As I already said in a previous article (They adore to the God Sun), the Romulea assumptionis is an extreme example of heliophilia. The pollination of its unique flower depends as much on the diurnal insects that it only abre the tepals if its sensors of light detect sufficient ultraviolet rays incident on it. It knows that its pollenizers will only see its flower if this one is directly illuminated by the sun. The violet veins of their tepals orient to the pollenizers towards the reproductive organs of the flower where they find one small drop of nectar like prize to its invaluable contribution. Throughout the year the tiny Romulea is accumulating nutrients and energy in its small underground bulb with the unique purpose of producing a single flower and of assuring therefore the survival the species. It cannot squander energy uselessly nor it can put in danger to its descendants. Its small flower always is oriented towards the noon. If near it grow pines, olive trees or oaks that do shade to it during the morning, its flower patiently hopes solar rays of the noon to open its tepals. The cloudy days its flower remains closed until it improves the time. If it is able to be fertilized the first day, in the evening it is closed and no longer it returns open. On the contrary one it opens several followed days until securing its objective. 

The Romulea assumptionis flower is hermaphroditic, actinomorphic and erect. It measures between 8 and 12 millimeters. The tepals are white with violet veins and are united by their base having formed a tube. Stamens have yellow anthers and the unique pistil is white and finishes in three deeply bifid stigmatic branches with filiform divisions that do not exceed anthers.

The fruit is a capsule of 5 to 11 millimeters.

The Romulea sort is integrated by 90 species that are distributed mainly by the South and East of Africa, especially in Cape province (South Africa), where are 70 species, by the Southwest of Europe, Mediterranean region and Macaronesian region (Canary, Madeira and Azores). All the Romuleas is then Euro-African. Our small Tyrrhenian endemism makes 6 million years must have a distribution much greater than the present one.
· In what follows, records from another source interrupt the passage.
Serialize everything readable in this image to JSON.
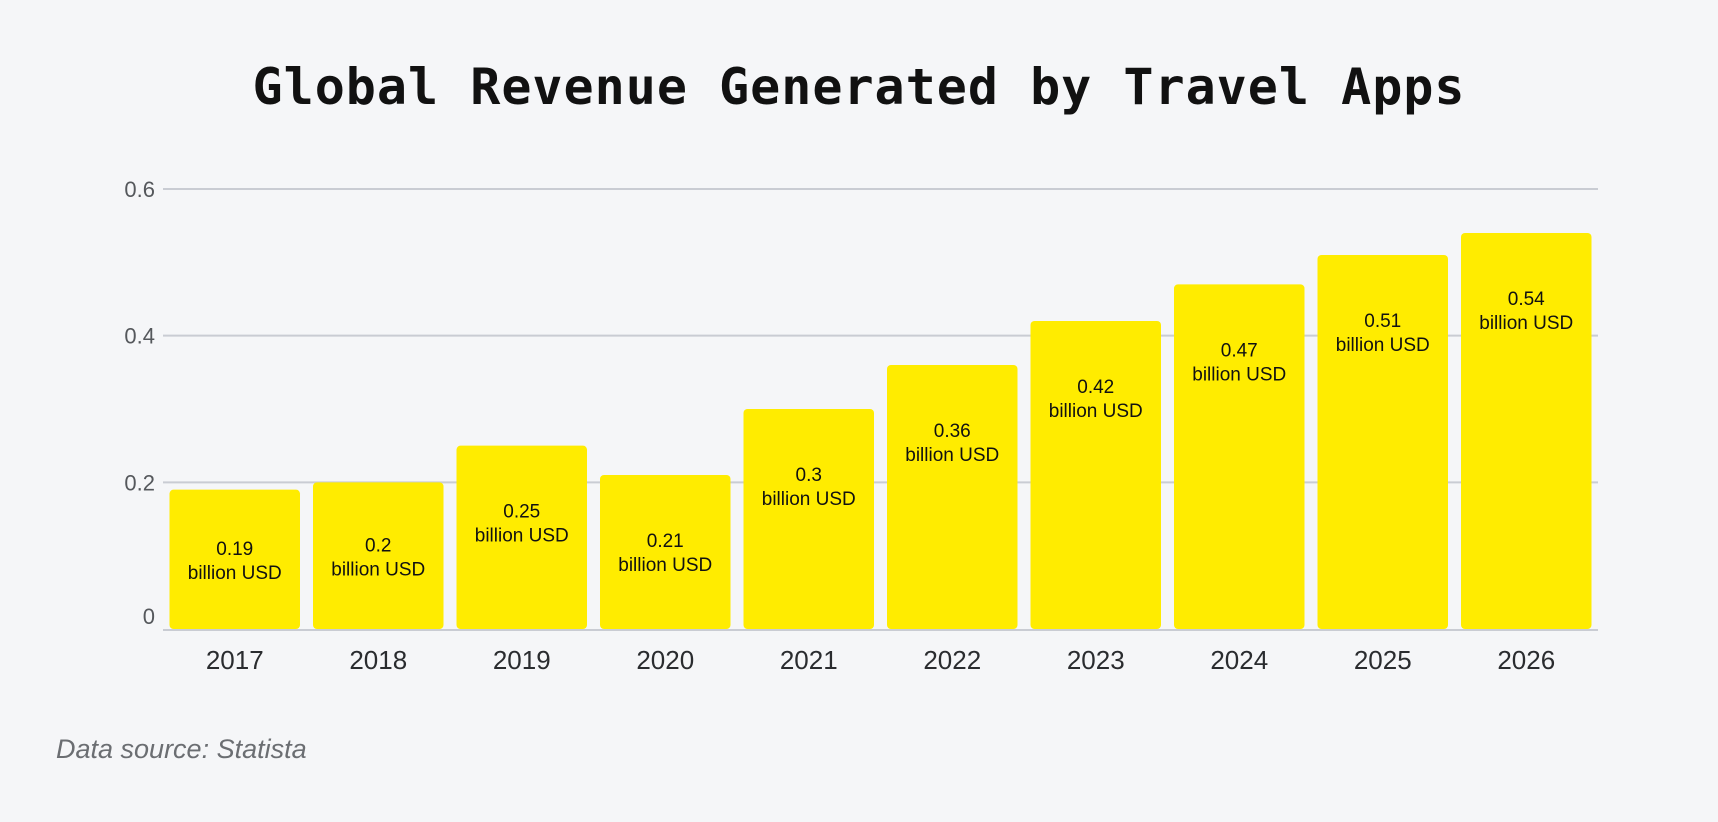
{
  "source_note": "Data source: Statista",
  "colors": {
    "bar": "#FFEC00",
    "grid": "#c9ccd3",
    "background": "#f5f6f8"
  },
  "chart_data": {
    "type": "bar",
    "title": "Global Revenue Generated by Travel Apps",
    "xlabel": "",
    "ylabel": "",
    "categories": [
      "2017",
      "2018",
      "2019",
      "2020",
      "2021",
      "2022",
      "2023",
      "2024",
      "2025",
      "2026"
    ],
    "values": [
      0.19,
      0.2,
      0.25,
      0.21,
      0.3,
      0.36,
      0.42,
      0.47,
      0.51,
      0.54
    ],
    "data_labels": [
      [
        "0.19",
        "billion USD"
      ],
      [
        "0.2",
        "billion USD"
      ],
      [
        "0.25",
        "billion USD"
      ],
      [
        "0.21",
        "billion USD"
      ],
      [
        "0.3",
        "billion USD"
      ],
      [
        "0.36",
        "billion USD"
      ],
      [
        "0.42",
        "billion USD"
      ],
      [
        "0.47",
        "billion USD"
      ],
      [
        "0.51",
        "billion USD"
      ],
      [
        "0.54",
        "billion USD"
      ]
    ],
    "yticks": [
      0,
      0.2,
      0.4,
      0.6
    ],
    "ytick_labels": [
      "0",
      "0.2",
      "0.4",
      "0.6"
    ],
    "ylim": [
      0,
      0.6
    ],
    "grid": true,
    "legend": "none"
  }
}
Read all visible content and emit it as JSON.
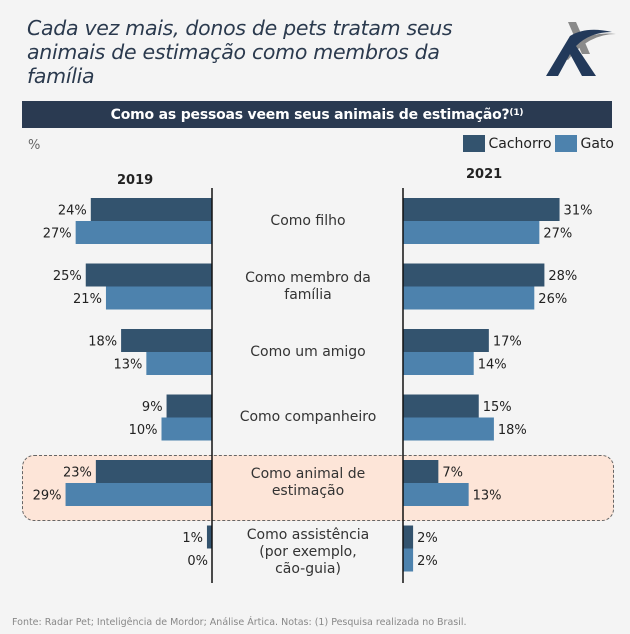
{
  "title": "Cada vez mais, donos de pets tratam seus animais de estimação como membros da família",
  "logo": "artica-logo-icon",
  "header": {
    "text": "Como as pessoas veem seus animais de estimação?",
    "note_marker": "(1)"
  },
  "unit": "%",
  "legend": [
    {
      "label": "Cachorro",
      "color": "#33536e"
    },
    {
      "label": "Gato",
      "color": "#4d82ad"
    }
  ],
  "highlight_category": "Como animal de estimação",
  "source": "Fonte: Radar Pet; Inteligência de Mordor; Análise Ártica. Notas: (1) Pesquisa realizada no Brasil.",
  "chart_data": {
    "type": "bar",
    "orientation": "horizontal-butterfly",
    "title": "Como as pessoas veem seus animais de estimação?",
    "unit": "%",
    "panels": [
      "2019",
      "2021"
    ],
    "categories": [
      "Como filho",
      "Como membro da família",
      "Como um amigo",
      "Como companheiro",
      "Como animal de estimação",
      "Como assistência (por exemplo, cão-guia)"
    ],
    "category_labels": [
      [
        "Como filho"
      ],
      [
        "Como membro da",
        "família"
      ],
      [
        "Como um amigo"
      ],
      [
        "Como companheiro"
      ],
      [
        "Como animal de",
        "estimação"
      ],
      [
        "Como assistência",
        "(por exemplo,",
        "cão-guia)"
      ]
    ],
    "series": [
      {
        "name": "Cachorro",
        "color": "#33536e",
        "panel": "2019",
        "values": [
          24,
          25,
          18,
          9,
          23,
          1
        ]
      },
      {
        "name": "Gato",
        "color": "#4d82ad",
        "panel": "2019",
        "values": [
          27,
          21,
          13,
          10,
          29,
          0
        ]
      },
      {
        "name": "Cachorro",
        "color": "#33536e",
        "panel": "2021",
        "values": [
          31,
          28,
          17,
          15,
          7,
          2
        ]
      },
      {
        "name": "Gato",
        "color": "#4d82ad",
        "panel": "2021",
        "values": [
          27,
          26,
          14,
          18,
          13,
          2
        ]
      }
    ],
    "legend_position": "top-right",
    "grid": false
  }
}
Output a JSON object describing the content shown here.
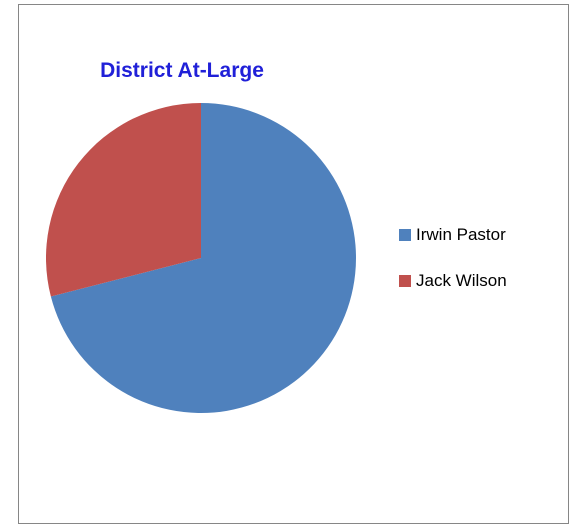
{
  "colors": {
    "title": "#2020d8",
    "border": "#868686"
  },
  "chart_data": {
    "type": "pie",
    "title": "District At-Large",
    "categories": [
      "Irwin Pastor",
      "Jack Wilson"
    ],
    "values": [
      71,
      29
    ],
    "colors": [
      "#4f81bd",
      "#c0504d"
    ],
    "start_angle_deg": 0,
    "direction": "clockwise",
    "legend": "right"
  }
}
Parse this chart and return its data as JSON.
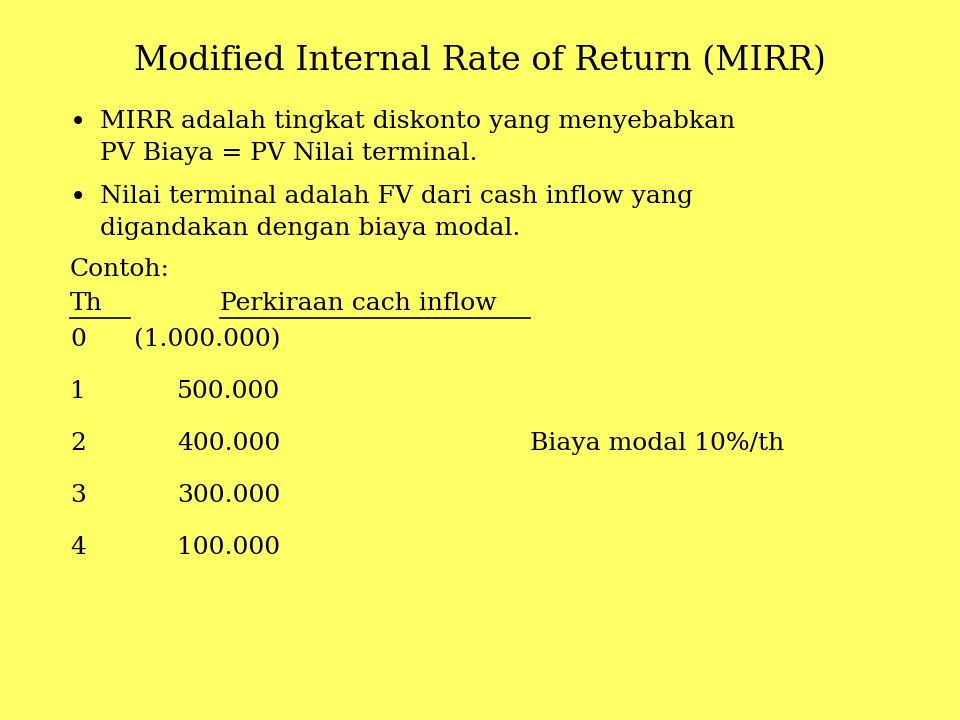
{
  "background_color": "#FFFF66",
  "title": "Modified Internal Rate of Return (MIRR)",
  "title_fontsize": 24,
  "title_font": "serif",
  "bullet1_line1": "MIRR adalah tingkat diskonto yang menyebabkan",
  "bullet1_line2": "PV Biaya = PV Nilai terminal.",
  "bullet2_line1": "Nilai terminal adalah FV dari cash inflow yang",
  "bullet2_line2": "digandakan dengan biaya modal.",
  "contoh_label": "Contoh:",
  "table_header_th": "Th",
  "table_header_perkiraan": "Perkiraan cach inflow",
  "table_rows": [
    [
      "0",
      "(1.000.000)",
      ""
    ],
    [
      "1",
      "500.000",
      ""
    ],
    [
      "2",
      "400.000",
      "Biaya modal 10%/th"
    ],
    [
      "3",
      "300.000",
      ""
    ],
    [
      "4",
      "100.000",
      ""
    ]
  ],
  "text_color": "#000000",
  "body_fontsize": 18,
  "body_font": "serif"
}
At the end of Miocene, during the Messinian Period, the Mediterranean Sea had been dried almost completely and the South of France and its small coastal islands like Îles d’Hyères, Corsica, Sardinia, the Balearic Islands, Sicily, Malta, the Iberian Peninsula, the Italian Peninsula, North Africa and the Macaronesian region formed an all continuous one with very little water separated that them, so that during the million years that one so dry period lasted the animal and vegetal species could expand their populations to all this vast region. When the Mediterranean basin returned to fill of water, the Tyrrhenian mountains became islands and the species were isolate. Thus the peculiar present distribution is understood of the Romulea assumptionis.

The leaves are filiform, very thin and acute, among 30 and 100 millimeters in length and less than 0´8 millimeters of width and are arranged in a single plane forming an arc over the earth as the blades of a fan. Its color is green-grayish with reddish tones. Its filiform leaves clearly differentiate it from the other species that lives in the Balearics, the Romulea columnae, whose leaves are flattened, wider and of intense a green color.